4.2.2. Les prédispositions à être un aidant naturel.

Il y a de toute évidence différentes conditions qui prédisposent, pour ne pas dire vulnérabilisent, un membre d’une famille pour qu’il devienne un aidant naturel.

La première est certainement la proximité géographique et la plus proche est celle que connaît le conjoint.

Dans le cas du conjoint, outre la proximité, c’est le lien marital qui semble jouer mais il est des situations où bien que le patient soit marié, c’est un enfant qui s’occupera de l’Alzheimérien.

Quand c’est un enfant, la proximité géographique joue très souvent mais alors nous ne pouvons pas nous empêcher de nous demander pourquoi tel ou tel enfant est resté proche de ses parents et ce, qu’il soit un enfant unique ou non d’ailleurs.

Dans une autre lecture, les psychanalystes lient cette désignation à l’histoire de la famille et plus particulièrement à des mécanismes inconscients qui jouent entre les protagonistes. René Kaës nous parle d’un pacte inconscient qui unit l’aidant et l’aidé. Il l’a appelé : le pacte dénégatif. Il écrit (Kaës, R., 1989) 67 : « Un tel pacte soutient le lien par l’accord inconscient conclu entre ses sujets sur le refoulement, le déni ou le rejet des motions insoutenables motivées par le lien. ». Montrant combien cet accord inconscient, fait de liens affectifs, est un non-lien et donc paradoxalement un lien très fort, il affirmera que le pacte dénégatif est un « Pacte sur l’inconnu : la non-expérience, le non-lien »

Ce pacte prend appui, nous dit R. Kaës, sur ce que P. Aulagnier a décrit, au sein de la famille, comme étant le contrat narcissique. Ce contrat est celui que passent les parents avec l’enfant à naître. Ainsi chaque nouveau-né doit continuer la lignée familiale mais selon un modèle singulier qui lui est assigné par le contrat narcissique. P. Aulagnier (1975) 68  écrit : « Le contrat narcissique s’établit grâce au préinvestissement par l’ensemble de l’infans comme voix future qui prendra la place qu’on lui désigne : il dote par anticipation du rôle de sujet du groupe qu’il projette sur lui. (…) Dès lors le sujet pourra, sans jamais y réussir complètement, établir une identité entre possibilité de pérennité de l’ensemble et désir de pérennité de l’individu. »

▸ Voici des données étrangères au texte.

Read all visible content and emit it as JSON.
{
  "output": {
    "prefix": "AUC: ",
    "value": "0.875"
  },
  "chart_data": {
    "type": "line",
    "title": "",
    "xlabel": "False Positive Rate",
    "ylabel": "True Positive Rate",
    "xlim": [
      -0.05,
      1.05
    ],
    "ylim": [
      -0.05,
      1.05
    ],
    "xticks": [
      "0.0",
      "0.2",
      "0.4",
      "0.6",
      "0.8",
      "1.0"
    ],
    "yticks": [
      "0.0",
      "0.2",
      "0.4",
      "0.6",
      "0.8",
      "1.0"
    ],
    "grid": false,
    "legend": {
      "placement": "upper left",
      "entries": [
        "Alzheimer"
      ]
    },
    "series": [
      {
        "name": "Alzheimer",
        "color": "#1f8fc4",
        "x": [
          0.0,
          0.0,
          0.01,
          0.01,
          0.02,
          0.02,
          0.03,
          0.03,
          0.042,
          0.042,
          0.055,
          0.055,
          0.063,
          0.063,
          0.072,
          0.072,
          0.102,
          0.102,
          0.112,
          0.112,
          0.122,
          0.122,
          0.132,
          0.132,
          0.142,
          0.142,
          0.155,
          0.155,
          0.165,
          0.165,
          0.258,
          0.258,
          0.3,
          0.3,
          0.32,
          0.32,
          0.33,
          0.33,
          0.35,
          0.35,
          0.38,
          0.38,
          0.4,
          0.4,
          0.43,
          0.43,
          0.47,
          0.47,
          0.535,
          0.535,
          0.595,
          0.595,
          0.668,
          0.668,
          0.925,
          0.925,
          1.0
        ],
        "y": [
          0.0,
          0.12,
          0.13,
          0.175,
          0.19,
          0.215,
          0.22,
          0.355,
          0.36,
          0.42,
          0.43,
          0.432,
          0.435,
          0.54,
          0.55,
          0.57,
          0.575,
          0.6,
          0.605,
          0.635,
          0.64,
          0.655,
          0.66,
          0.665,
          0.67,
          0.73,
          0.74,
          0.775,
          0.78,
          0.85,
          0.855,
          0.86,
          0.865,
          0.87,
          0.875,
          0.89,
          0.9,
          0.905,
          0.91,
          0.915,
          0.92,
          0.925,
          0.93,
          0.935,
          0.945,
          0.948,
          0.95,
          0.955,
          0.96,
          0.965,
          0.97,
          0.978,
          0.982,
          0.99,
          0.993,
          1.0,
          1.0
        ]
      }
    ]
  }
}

Le pacte dénégatif est « le complément et la contre-face » du contrat narcissique précise R. Kaës. Ce pacte a donc pour objet de maintenir le lien entre les membres d’une famille mais il doit résister à l’usure du temps, à l’amplification des troubles du comportement, à l’intrusion des professionnels, ce qui, vous en conviendrez, peut être une gageure. Maintenir le lien alors que rien ne semble plus le tenir du côté de l’Alzheimérien, peut expliquer la démission de l’aidant naturel mais alors il va connaître les affres de la « dé-liaison ». Il est malheureusement de nombreuses situations où l’intervention des professionnels, alors qu’elle se veut aidante, va se solder par la mise en place de mécanismes de dé-liaison. Les professionnels créent alors beaucoup plus de souffrance que de soulagement puisque l’aidant ne peut, même a minima, accomplir sa tâche et l’Alzheimérien, lui, ne reçoit plus cette aide. Un tel résultat est souvent celui fâcheusement obtenu à l’issue d’un placement en institution où les gens avaient pourtant été accueillis avec beaucoup de bienveillance...

N’étant pas spécialiste en la matière nous arrêterons-là nos réflexions quant à la prédisposition d’un sujet à endosser le rôle d’aidant pour revenir à sa mission dans une lecture interactionnelle. Lire la mission de l’aidant comme une mission de régulation de crise et non plus comme une aide qu’une personne pense devoir apporter à un membre de sa famille, nous incline à nous interroger sur la notion de crise mais alors comme étant le fait d’un individu ou d’un groupe familial.

Notes
67.

Kaës, R., « Le pacte dénégatif dans les ensembles transubjectifs », 1989.

68.

Aulagnier, P., « La violence de l’interprétation », 1975.